Remove the laundry from the washer and transfer into the dryer. Make sure anything that must “lay flat to dry” or might shrink is taken out and dried in the air, not the dryer. Toss in a “dryer sheet” if you are using them. Close the dryer and choose the appropriate settings for the fabric. Make sure the lint collecting screen thing is clean before you press the start button, or you might burn the world down or something, I couldn’t’ tell what happens if it isn’t done, but probably nothing good. If only I could summon one of those dandelion-fluff eating trolls. They would probably love the taste of the fluffy stuff that collects in that thing.

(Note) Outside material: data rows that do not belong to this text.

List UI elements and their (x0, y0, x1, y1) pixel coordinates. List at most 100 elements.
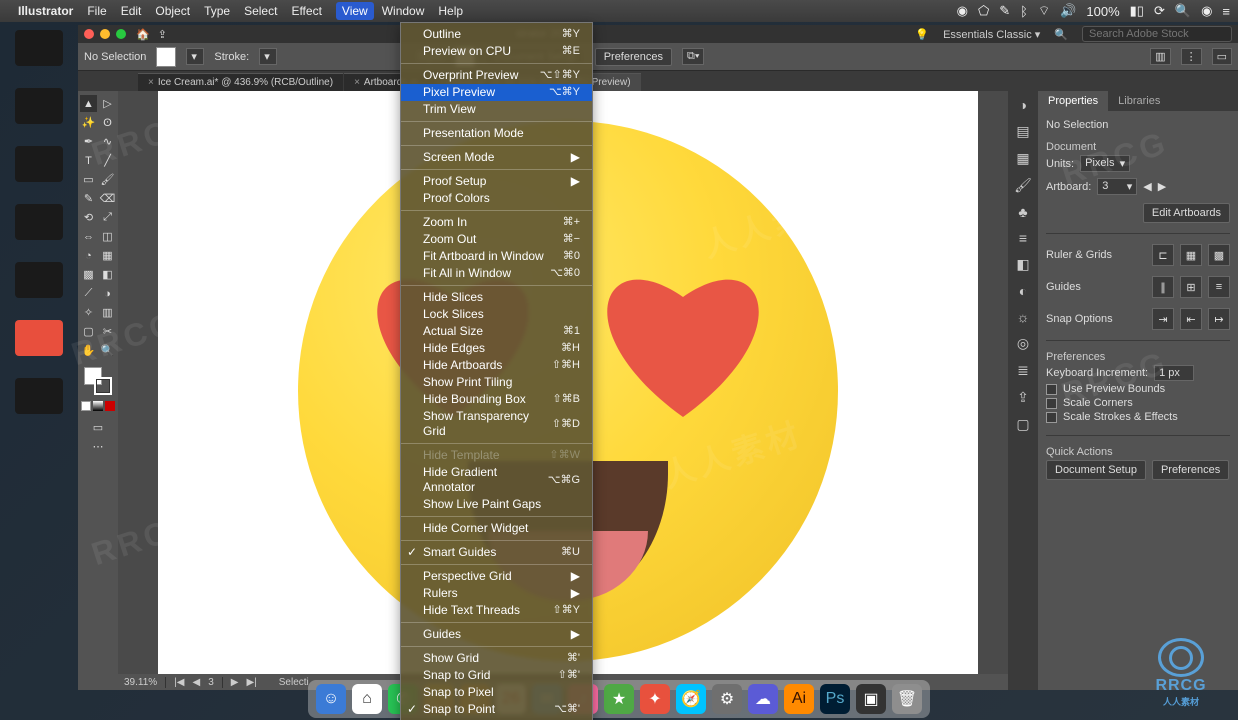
curvature-tool-icon[interactable]: ∿ (99, 133, 116, 150)
magic-wand-icon[interactable]: ✨ (80, 114, 97, 131)
menu-type[interactable]: Type (204, 4, 230, 18)
preferences-button[interactable]: Preferences (595, 48, 672, 66)
kbd-increment-field[interactable]: 1 px (1154, 365, 1194, 381)
rotate-tool-icon[interactable]: ⟲ (80, 209, 97, 226)
maximize-icon[interactable] (116, 29, 126, 39)
desktop-thumb[interactable] (15, 320, 63, 356)
bulb-icon[interactable]: 💡 (915, 28, 929, 41)
app-icon[interactable]: ▣ (856, 684, 886, 714)
view-menu-item[interactable]: Fit All in Window⌥⌘0 (401, 265, 592, 282)
battery-icon[interactable]: ▮▯ (1130, 3, 1144, 19)
screen-mode-icon[interactable]: ▭ (90, 419, 107, 436)
graph-tool-icon[interactable]: ▥ (99, 304, 116, 321)
fill-swatch[interactable] (156, 47, 176, 67)
symbol-spray-icon[interactable]: ✧ (80, 304, 97, 321)
workspace-switcher[interactable]: Essentials Classic ▾ (943, 28, 1040, 41)
mesh-tool-icon[interactable]: ▩ (80, 266, 97, 283)
app-icon[interactable]: ★ (604, 684, 634, 714)
artboard-nav-last-icon[interactable]: ▶| (246, 677, 256, 688)
menu-select[interactable]: Select (244, 4, 277, 18)
artboard-number[interactable]: 3 (208, 677, 223, 688)
view-menu-item[interactable]: Proof Setup▶ (401, 173, 592, 190)
align-dropdown[interactable]: ⧉▾ (682, 48, 704, 65)
fill-stroke-indicator[interactable] (84, 367, 112, 395)
app-icon[interactable]: ☁ (748, 684, 778, 714)
menu-file[interactable]: File (87, 4, 106, 18)
eraser-tool-icon[interactable]: ⌫ (99, 190, 116, 207)
zoom-tool-icon[interactable]: 🔍 (99, 342, 116, 359)
view-menu-item[interactable]: Hide Gradient Annotator⌥⌘G (401, 464, 592, 496)
symbols-panel-icon[interactable]: ♣ (1018, 204, 1027, 220)
type-tool-icon[interactable]: T (80, 152, 97, 169)
use-preview-bounds-checkbox[interactable]: Use Preview Bounds (1046, 383, 1230, 395)
view-menu-item[interactable]: Actual Size⌘1 (401, 323, 592, 340)
view-menu-item[interactable]: Zoom In⌘+ (401, 214, 592, 231)
extra-icon[interactable]: ▥ (1150, 48, 1170, 65)
siri-icon[interactable]: ◉ (1201, 3, 1212, 19)
view-menu-item[interactable]: Hide Text Threads⇧⌘Y (401, 602, 592, 619)
view-menu-item[interactable]: Rulers▶ (401, 585, 592, 602)
transparency-panel-icon[interactable]: ◐ (1019, 283, 1027, 299)
view-menu-item[interactable]: Fit Artboard in Window⌘0 (401, 248, 592, 265)
color-mode-icons[interactable] (81, 401, 115, 411)
view-menu-item[interactable]: ✓Smart Guides⌘U (401, 544, 592, 561)
line-tool-icon[interactable]: ╱ (99, 152, 116, 169)
guides-options-icon[interactable]: ≡ (1208, 276, 1230, 298)
view-menu-item[interactable]: Snap to Pixel (401, 684, 592, 701)
menu-help[interactable]: Help (438, 4, 463, 18)
dropbox-icon[interactable]: ⬠ (978, 3, 989, 19)
artboard-nav-next-icon[interactable]: ▶ (231, 677, 239, 688)
artboard-prev-icon[interactable]: ◀ (1143, 180, 1151, 193)
guides-lock-icon[interactable]: ⊞ (1180, 276, 1202, 298)
layers-panel-icon[interactable]: ≣ (1017, 362, 1029, 379)
camera-icon[interactable]: ◉ (957, 3, 968, 19)
sync-icon[interactable]: ⟳ (1154, 3, 1165, 19)
desktop-thumb[interactable] (15, 146, 63, 182)
view-menu-item[interactable]: Show Live Paint Gaps (401, 496, 592, 513)
artboard-next-icon[interactable]: ▶ (1158, 180, 1166, 193)
document-tab[interactable]: ×Ice Cream.ai* @ 436.9% (RCB/Outline) (138, 73, 343, 91)
safari-icon[interactable]: 🧭 (676, 684, 706, 714)
snap-icon[interactable]: ↦ (1208, 308, 1230, 330)
gradient-tool-icon[interactable]: ◧ (99, 266, 116, 283)
free-transform-icon[interactable]: ◫ (99, 228, 116, 245)
artboards-panel-icon[interactable]: ▢ (1016, 416, 1029, 433)
quick-document-setup-button[interactable]: Document Setup (1046, 460, 1146, 480)
settings-icon[interactable]: ⚙ (712, 684, 742, 714)
view-menu-item[interactable]: Perspective Grid▶ (401, 568, 592, 585)
appearance-panel-icon[interactable]: ☼ (1017, 309, 1030, 325)
desktop-thumb[interactable] (15, 88, 63, 124)
scale-strokes-checkbox[interactable]: Scale Strokes & Effects (1046, 411, 1230, 423)
artboard-tool-icon[interactable]: ▢ (80, 323, 97, 340)
brush-tool-icon[interactable]: 🖌 (99, 171, 116, 188)
quick-preferences-button[interactable]: Preferences (1152, 460, 1229, 480)
view-menu-item[interactable]: Outline⌘Y (401, 26, 592, 43)
artboard-dropdown[interactable]: 3▾ (1097, 178, 1137, 195)
stroke-panel-icon[interactable]: ≡ (1019, 230, 1027, 246)
view-menu-item[interactable]: Trim View (401, 101, 592, 118)
view-menu-item[interactable]: Hide Bounding Box⇧⌘B (401, 391, 592, 408)
close-icon[interactable]: × (148, 77, 154, 88)
menu-window[interactable]: Window (382, 4, 425, 18)
snap-icon[interactable]: ⇥ (1152, 308, 1174, 330)
gradient-panel-icon[interactable]: ◧ (1016, 256, 1029, 273)
eyedropper-tool-icon[interactable]: ⟋ (80, 285, 97, 302)
extra-icon[interactable]: ▭ (1212, 48, 1232, 65)
app-menu[interactable]: Illustrator (18, 4, 73, 18)
view-menu-item[interactable]: Guides▶ (401, 626, 592, 643)
view-menu-item[interactable]: Overprint Preview⌥⇧⌘Y (401, 67, 592, 84)
close-icon[interactable] (84, 29, 94, 39)
view-menu-item[interactable]: Show Grid⌘' (401, 650, 592, 667)
selection-tool-icon[interactable]: ▲ (80, 95, 97, 112)
guides-visibility-icon[interactable]: ∥ (1152, 276, 1174, 298)
shaper-tool-icon[interactable]: ✎ (80, 190, 97, 207)
desktop-thumb[interactable] (15, 30, 63, 66)
artboard-nav-prev-icon[interactable]: ◀ (192, 677, 200, 688)
rectangle-tool-icon[interactable]: ▭ (80, 171, 97, 188)
hand-tool-icon[interactable]: ✋ (80, 342, 97, 359)
view-menu-item[interactable]: Show Transparency Grid⇧⌘D (401, 408, 592, 440)
view-menu-item[interactable]: Hide Corner Widget (401, 520, 592, 537)
view-menu-item[interactable]: Screen Mode▶ (401, 149, 592, 166)
view-menu-item[interactable]: ✓Snap to Point⌥⌘' (401, 701, 592, 718)
app-icon[interactable]: ✦ (640, 684, 670, 714)
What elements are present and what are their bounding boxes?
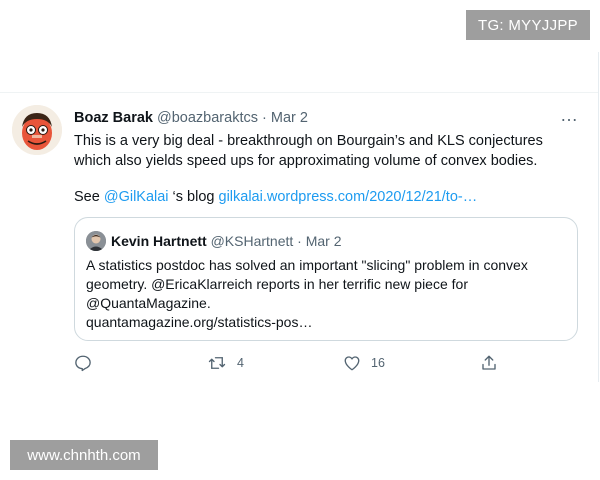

Alternately, there is the option of hanging the clothing in the yard to dry from a line, but I have not tried this tactic as I fear the neighbor man who likes to peek in my windows might try and take some of my underthings or something. He seems to like complimenting what I wear, and I have the feeling he possibly would want to have them for himself the way he stares so. He is becoming quit a nuisance.
When the clothing is dry, transfer into the laundry basket and put in the bedroom. I cannot figure out how to best store these things, clothing, as it seems futile to put too much effort in storing them carefully when they will only be worn and dirtied again, but the piles of clean and dirty clothing in my bed room are also a bit unsightly and I am worried the Ryan boy will think I don’t know what I am doing, which is true but I do not want him to realize it so soon. Also, The Cat enjoys sleeping in the clean clothes too much, and her fur makes the clean things impossible to wear until they are cleaned again.
I do, however, make sure the towels are hung appropriately in the bathroom and the extras are kept in a cupboard in my hallway, and my sheets are put away. These things make sense, as they are used more than just the day before the become useless until washed.